For a long time now, the use of digital working tools such as telephone and video conferencing in particular has been indispensable in the working world of all companies. If they have so far mainly served to effectively organise operational work, they are becoming extremely important in these times of the corona pandemic in order to be able to maintain everyday working life at all. One area of labour law has so far lagged far behind digital communication - at least in statutory terms - namely co-determination under works constitution law. In order to guarantee the ability of works councils to work even in the current corona crisis, the German Bundestag has now passed (temporary) new regulations.

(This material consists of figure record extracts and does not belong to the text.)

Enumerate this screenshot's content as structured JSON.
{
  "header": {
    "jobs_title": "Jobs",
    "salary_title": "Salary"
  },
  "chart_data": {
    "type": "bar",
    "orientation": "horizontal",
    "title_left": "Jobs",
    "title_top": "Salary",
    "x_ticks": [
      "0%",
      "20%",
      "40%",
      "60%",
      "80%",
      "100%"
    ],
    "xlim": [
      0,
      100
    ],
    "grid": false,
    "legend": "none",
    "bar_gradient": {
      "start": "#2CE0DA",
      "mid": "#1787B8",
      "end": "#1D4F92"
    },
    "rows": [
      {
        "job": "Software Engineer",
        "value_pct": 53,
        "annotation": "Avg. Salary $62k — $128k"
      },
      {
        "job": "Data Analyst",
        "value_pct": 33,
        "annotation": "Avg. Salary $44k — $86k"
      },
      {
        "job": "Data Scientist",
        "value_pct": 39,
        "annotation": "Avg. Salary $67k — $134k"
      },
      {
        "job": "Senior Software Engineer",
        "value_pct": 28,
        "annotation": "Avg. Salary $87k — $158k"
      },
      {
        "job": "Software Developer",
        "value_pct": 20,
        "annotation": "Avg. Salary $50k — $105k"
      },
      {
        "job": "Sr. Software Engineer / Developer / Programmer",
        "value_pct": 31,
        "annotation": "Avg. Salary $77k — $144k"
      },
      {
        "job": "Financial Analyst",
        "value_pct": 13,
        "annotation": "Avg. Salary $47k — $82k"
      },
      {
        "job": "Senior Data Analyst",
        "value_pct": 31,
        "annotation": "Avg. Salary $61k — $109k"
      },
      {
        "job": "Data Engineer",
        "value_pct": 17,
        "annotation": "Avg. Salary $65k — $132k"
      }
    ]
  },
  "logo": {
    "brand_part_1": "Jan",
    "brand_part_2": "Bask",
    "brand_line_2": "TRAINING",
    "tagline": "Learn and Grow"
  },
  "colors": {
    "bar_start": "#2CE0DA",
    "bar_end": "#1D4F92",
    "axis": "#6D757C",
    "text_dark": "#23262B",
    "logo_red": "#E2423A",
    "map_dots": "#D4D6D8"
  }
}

The question of whether works councils can hold meetings in the form of telephone or video conferences and thereby effectively pass resolutions has been the subject of intense debate in the literature for some years now. In principle, decisions of the works council can only be taken at a proper works council meeting. Pursuant to Section 33 (1) of the German Works Constitution Act (Betriebsverfassungsgesetz, BetrVG), they must be adopted by a majority of the votes of the
members present. Due to the attendance requirement, resolutions may not be passed by circulation. A considerable number of literature opinions consider works council meetings by means of video conferencing to be inadmissible. These opinions are mainly based on the justification that this would violate the attendance requirement for the vote pursuant to Section 33 (1) BetrVG, as well as the principle of non-publicity codified in Section 30 (4) BetrVG. Others, however, assume that virtual works council meetings and votes are admissible if the vote is open and all works council members are involved.
The German Works Constitution Act simply does not provide for works council meetings via video or telephone conferences. The Act is based on real works council meetings. The current corona crisis makes it clear once again that this is no longer appropriate. Although the fact that works council members are not on site due to the closure of their plants or work from home to avoid personal contacts is a particularly exceptional situation, it highlights the need for the use of digital means of communication in works council work as well.
Decisions of the works council are only effective if the meeting is formally and properly conducted.
Companies/undertakings often - even before the corona pandemic - use arrangements whereby both the employer and the works council contractually undertake not to complain about the formal ineffectiveness of works council decisions as a workaround solution. Although this is a very widespread practice, it is not entirely risk-free. Even if one adheres to the arrangement and its admissibility and effect, there is still uncertainty as to whether an employee can invoke the invalidity of a works council decision which was made in an incorrect form. An example of this is the works
council's decision by video conference during a works council hearing on an intended termination. According to the case law of the Federal Labour Court, the arrangement only entitles and obliges the employer and the works council to act at the level of works constitution law, whereas the arrangement does not have any normative effect with regard to the employment relationships of the employees. There is therefore an increased risk of legal action by employees or other third parties such as the Employment Agency.
In this context, and in order to ensure that works councils are able to continue to operate during the corona pandemic, the German Bundestag passed an amendment to the Works Constitution Act on 23 April 2020 with the "Work of Tomorrow" Act (Arbeit-von-morgen-Gesetz). The Act contains further adjustments as a reaction of the Federal Government to the corona crisis.
Within the framework of a ministerial declaration, the Federal Minister of Labour had already stated in March that his department was of the opinion that participation in a works council meeting by means of video or telephone conference, including online applications such as WebEx meetings or Skype, should be admissible in the current situation. This applies both to the participation of individual works council members using these tools or to a virtual works council meeting. Decisions adopted at such a meeting shall be effective (https://www.bmas.de/DE/Presse/Meldungen/2020/arbeit-der-betriebsraete-unterstuetzen.html).
The draft of the legal basis has now been submitted, which provides for an amendment to the Works Constitution Act. The German Bundesrat will vote on the corresponding act of objection (Einspruchsgesetz) in its session on 15 May 2020.
The plan is to give works councils the opportunity to adopt decisions also by means of video and telephone conference as long as it is ensured that third parties cannot take note of the contents of the meeting, with the introduction of a new Section 129 BetrVG, A recording shall not be permitted. The rule is to apply provisionally to works councils until 31 December 2020 and is to take effect retroactively from 1 March 2020, so that decisions already adopted virtually may be legally effective. This also applies to conciliation committees in order to ensure that works councils are able to act and reach a quorum, while at the same time preventing health risks arising from attendance meetings. For a limited period until the end of the year, it should also be possible to hold works meetings audio-visually.
Corresponding amendments are also planned in the German Federal Staff Representation Act (Bundespersonalvertretungsgesetz, BPersVG) and in the various Land Staff Representation Acts (Landespersonalvertretungsgesetz, LPersVG).
Even though this change in the law is certainly to be welcomed, the question arises as to why digital decision-making is now only permitted for a limited period until the end of the year. It would be more desirable for both works councils and employers to be able to take advantage of such an opening clause also for periods after the corona pandemic. The corresponding change is all the more necessary for the period beyond 31 December 2020, since the temporary amendment that has now been passed should be an indication that the previous BetrVG - at least as the legislator understands it - does not actually permit digital decision-making.